One of the main causes of LOR is the appearance of antibodies to biological agents. Patients who develop LOR during preoperative anti-TNFα antibody therapy are considered to have emerging antibodies to anti-TNFα antibodies and are likely to relapse even with postoperative anti-TNFα antibody therapy.

This study has several limitations. First, it is a retrospective study conducted at a single institution with a small number of patients. Second, the timing of postoperative endoscopy in this study varied from patient to patient.
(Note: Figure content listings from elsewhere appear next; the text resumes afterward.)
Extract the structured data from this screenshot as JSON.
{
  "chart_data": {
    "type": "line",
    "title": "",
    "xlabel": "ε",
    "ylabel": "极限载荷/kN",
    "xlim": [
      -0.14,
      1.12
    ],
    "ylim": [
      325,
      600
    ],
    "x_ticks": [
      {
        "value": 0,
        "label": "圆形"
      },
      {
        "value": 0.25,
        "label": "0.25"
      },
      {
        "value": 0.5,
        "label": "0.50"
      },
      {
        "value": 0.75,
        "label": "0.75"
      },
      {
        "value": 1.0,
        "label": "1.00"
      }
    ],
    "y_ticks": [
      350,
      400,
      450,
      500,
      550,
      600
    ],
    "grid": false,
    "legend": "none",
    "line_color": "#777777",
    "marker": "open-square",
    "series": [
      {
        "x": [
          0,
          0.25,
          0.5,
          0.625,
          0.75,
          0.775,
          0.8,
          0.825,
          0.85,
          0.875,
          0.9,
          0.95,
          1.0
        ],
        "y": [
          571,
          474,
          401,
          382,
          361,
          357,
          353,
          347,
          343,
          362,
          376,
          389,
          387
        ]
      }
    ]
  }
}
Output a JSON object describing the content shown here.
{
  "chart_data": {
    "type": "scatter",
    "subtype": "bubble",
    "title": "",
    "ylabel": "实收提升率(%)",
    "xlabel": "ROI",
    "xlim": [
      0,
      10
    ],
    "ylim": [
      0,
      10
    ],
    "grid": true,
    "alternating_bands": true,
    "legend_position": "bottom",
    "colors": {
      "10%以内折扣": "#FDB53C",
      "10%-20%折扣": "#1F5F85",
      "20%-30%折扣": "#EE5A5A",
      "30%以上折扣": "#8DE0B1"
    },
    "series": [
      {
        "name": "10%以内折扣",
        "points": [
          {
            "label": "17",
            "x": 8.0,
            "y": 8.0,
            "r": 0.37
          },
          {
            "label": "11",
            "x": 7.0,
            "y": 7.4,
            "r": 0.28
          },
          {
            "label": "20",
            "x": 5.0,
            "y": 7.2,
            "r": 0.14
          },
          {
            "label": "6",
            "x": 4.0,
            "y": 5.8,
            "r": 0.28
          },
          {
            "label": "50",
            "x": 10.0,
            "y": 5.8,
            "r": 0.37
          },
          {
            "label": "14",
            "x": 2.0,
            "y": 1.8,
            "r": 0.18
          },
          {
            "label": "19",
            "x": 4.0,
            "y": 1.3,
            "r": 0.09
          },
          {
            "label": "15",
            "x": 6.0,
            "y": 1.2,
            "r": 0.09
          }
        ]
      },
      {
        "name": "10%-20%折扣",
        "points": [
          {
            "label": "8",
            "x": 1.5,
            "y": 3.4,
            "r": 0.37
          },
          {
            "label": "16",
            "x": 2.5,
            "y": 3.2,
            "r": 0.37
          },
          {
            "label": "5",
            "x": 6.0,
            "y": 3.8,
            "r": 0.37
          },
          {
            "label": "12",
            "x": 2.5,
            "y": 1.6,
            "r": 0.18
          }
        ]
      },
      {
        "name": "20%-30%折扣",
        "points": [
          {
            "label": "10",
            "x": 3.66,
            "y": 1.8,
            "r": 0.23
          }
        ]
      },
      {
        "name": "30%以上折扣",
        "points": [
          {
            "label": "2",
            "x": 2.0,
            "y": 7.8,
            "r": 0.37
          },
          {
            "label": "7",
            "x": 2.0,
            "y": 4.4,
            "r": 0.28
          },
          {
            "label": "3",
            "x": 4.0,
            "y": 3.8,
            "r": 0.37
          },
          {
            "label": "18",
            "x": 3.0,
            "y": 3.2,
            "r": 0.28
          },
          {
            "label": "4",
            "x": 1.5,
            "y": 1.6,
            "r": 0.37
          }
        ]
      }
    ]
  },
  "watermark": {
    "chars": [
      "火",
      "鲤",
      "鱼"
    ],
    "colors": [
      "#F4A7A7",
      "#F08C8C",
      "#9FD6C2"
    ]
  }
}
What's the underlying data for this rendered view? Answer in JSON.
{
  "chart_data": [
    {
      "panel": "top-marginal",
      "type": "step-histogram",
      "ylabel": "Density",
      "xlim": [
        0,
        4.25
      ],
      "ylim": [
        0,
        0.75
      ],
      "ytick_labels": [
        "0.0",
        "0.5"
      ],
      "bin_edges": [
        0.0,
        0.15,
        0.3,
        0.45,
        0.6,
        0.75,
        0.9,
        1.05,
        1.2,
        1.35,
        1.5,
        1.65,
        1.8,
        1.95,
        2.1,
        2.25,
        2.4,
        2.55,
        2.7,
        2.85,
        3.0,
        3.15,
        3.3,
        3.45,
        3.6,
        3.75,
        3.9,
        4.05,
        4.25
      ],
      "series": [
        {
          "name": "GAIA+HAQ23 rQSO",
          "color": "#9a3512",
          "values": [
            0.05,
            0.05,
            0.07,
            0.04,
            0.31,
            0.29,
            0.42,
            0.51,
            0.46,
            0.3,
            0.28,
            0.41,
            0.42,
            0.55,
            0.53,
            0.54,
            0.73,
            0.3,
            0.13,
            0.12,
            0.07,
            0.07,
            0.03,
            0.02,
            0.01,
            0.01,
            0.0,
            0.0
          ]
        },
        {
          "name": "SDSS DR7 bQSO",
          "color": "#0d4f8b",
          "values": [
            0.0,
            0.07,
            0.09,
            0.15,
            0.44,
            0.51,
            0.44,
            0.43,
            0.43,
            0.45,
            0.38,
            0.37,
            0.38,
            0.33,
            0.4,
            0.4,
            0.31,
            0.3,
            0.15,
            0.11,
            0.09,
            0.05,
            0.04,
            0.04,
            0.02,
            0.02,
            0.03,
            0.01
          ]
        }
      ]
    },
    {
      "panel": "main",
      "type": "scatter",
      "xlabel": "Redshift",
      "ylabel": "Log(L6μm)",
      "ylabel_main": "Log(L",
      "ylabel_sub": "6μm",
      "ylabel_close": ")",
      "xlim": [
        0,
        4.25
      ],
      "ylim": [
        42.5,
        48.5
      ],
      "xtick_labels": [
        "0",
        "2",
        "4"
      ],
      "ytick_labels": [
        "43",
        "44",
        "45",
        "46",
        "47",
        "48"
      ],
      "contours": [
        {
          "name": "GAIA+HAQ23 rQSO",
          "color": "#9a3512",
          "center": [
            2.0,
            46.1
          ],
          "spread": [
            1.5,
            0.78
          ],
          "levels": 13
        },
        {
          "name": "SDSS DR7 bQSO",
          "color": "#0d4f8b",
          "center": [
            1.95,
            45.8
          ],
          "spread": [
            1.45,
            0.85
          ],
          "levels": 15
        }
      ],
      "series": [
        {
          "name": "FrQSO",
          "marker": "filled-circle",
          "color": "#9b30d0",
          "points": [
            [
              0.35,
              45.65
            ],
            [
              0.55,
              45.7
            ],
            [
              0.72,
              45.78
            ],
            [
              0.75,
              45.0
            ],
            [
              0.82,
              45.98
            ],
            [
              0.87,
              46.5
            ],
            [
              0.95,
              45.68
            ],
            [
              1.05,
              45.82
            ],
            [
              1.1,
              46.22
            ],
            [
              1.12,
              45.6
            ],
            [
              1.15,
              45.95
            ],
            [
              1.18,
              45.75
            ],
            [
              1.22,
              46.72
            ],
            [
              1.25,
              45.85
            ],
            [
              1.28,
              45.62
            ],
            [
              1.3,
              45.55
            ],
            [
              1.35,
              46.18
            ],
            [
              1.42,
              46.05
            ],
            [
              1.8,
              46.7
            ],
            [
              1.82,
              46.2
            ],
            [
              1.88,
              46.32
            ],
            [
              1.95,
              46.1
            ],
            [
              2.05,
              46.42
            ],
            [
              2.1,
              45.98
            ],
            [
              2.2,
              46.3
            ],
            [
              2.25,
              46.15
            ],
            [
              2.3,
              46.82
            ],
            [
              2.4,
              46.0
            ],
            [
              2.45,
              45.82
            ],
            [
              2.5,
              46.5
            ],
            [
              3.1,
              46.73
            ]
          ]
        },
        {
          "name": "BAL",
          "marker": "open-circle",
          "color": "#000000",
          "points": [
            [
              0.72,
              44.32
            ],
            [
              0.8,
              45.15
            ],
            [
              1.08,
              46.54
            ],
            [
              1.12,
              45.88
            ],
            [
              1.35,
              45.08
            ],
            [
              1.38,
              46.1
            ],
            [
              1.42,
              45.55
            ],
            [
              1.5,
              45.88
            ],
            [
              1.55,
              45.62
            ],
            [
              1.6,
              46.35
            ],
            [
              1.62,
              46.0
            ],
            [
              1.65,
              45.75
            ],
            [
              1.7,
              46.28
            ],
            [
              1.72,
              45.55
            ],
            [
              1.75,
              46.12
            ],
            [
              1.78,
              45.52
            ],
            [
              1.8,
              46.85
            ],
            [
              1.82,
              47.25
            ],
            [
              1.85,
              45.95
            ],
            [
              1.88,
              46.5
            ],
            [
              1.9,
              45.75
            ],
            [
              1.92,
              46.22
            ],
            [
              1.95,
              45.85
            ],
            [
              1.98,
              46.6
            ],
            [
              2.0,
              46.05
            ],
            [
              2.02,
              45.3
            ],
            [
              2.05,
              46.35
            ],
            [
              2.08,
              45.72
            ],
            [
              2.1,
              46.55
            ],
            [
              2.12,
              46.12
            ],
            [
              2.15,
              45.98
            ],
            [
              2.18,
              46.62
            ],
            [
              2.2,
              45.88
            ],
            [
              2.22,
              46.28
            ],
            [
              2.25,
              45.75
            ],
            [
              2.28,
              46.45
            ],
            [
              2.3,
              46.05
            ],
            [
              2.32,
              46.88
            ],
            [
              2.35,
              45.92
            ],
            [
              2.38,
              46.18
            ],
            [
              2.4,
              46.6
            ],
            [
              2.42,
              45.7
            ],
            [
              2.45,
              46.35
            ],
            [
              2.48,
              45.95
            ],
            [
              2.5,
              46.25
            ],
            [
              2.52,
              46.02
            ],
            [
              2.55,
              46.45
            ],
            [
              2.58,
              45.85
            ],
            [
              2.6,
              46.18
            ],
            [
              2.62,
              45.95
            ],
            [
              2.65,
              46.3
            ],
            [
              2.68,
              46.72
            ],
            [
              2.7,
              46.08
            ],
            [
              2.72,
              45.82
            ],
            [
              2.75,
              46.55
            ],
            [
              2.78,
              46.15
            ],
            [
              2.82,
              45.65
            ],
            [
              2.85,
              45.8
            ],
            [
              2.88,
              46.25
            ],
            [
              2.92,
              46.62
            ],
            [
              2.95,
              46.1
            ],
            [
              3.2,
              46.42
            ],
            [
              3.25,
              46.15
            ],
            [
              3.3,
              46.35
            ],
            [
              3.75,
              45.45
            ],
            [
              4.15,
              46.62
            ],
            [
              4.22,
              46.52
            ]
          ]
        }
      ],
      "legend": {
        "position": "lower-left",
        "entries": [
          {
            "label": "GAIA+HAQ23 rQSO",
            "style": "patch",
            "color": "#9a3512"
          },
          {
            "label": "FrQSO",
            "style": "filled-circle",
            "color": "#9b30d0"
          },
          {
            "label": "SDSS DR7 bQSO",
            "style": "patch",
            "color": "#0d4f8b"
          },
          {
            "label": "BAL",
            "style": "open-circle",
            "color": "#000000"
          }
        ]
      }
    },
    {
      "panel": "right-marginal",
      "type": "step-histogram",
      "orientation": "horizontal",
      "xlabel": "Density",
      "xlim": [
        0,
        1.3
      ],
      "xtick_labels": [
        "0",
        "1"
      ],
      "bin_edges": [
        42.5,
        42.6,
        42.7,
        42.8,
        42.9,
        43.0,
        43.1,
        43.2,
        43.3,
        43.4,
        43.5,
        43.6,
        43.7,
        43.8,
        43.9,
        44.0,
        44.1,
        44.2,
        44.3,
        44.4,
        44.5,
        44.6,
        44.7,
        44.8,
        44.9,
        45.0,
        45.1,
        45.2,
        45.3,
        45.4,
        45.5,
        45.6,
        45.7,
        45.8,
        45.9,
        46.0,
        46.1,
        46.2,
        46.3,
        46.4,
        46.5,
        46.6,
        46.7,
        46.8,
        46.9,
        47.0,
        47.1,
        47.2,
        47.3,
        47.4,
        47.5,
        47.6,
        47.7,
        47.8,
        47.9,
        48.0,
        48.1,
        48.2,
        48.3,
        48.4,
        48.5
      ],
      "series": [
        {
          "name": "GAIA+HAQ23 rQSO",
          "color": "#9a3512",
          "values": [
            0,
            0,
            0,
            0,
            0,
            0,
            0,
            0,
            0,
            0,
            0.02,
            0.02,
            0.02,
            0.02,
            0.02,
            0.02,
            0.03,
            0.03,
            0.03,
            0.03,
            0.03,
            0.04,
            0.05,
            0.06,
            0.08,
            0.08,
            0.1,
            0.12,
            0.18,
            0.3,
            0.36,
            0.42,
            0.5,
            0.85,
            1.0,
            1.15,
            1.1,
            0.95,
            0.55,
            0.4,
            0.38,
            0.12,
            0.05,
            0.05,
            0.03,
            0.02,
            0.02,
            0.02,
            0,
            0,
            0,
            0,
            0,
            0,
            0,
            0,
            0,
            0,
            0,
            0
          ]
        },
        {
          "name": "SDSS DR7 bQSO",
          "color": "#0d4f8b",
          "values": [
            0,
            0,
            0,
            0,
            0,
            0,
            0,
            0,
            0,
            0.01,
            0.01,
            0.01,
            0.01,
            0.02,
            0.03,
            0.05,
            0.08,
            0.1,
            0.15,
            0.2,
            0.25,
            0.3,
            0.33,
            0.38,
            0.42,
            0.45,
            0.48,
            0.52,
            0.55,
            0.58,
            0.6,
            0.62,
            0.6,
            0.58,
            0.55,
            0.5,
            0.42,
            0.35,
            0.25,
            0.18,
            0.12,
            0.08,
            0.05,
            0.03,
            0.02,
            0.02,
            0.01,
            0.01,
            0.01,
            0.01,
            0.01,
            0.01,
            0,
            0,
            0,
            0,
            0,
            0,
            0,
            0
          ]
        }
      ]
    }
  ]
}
Finally, this study did not measure antibody levels to biologics, a possible cause of LOR. Many new anti-TNFα antibodies have emerged to replace infliximab and adalimumab, as well as antibodies targeting cytokines and chemokines other than TNFα. Postoperative follow-up should consider the history of preoperative antibody therapy.

In conclusion, patients who received preoperative anti-TNFα antibody therapy had a shorter time to endoscopic recurrence than those who did not receive the therapy.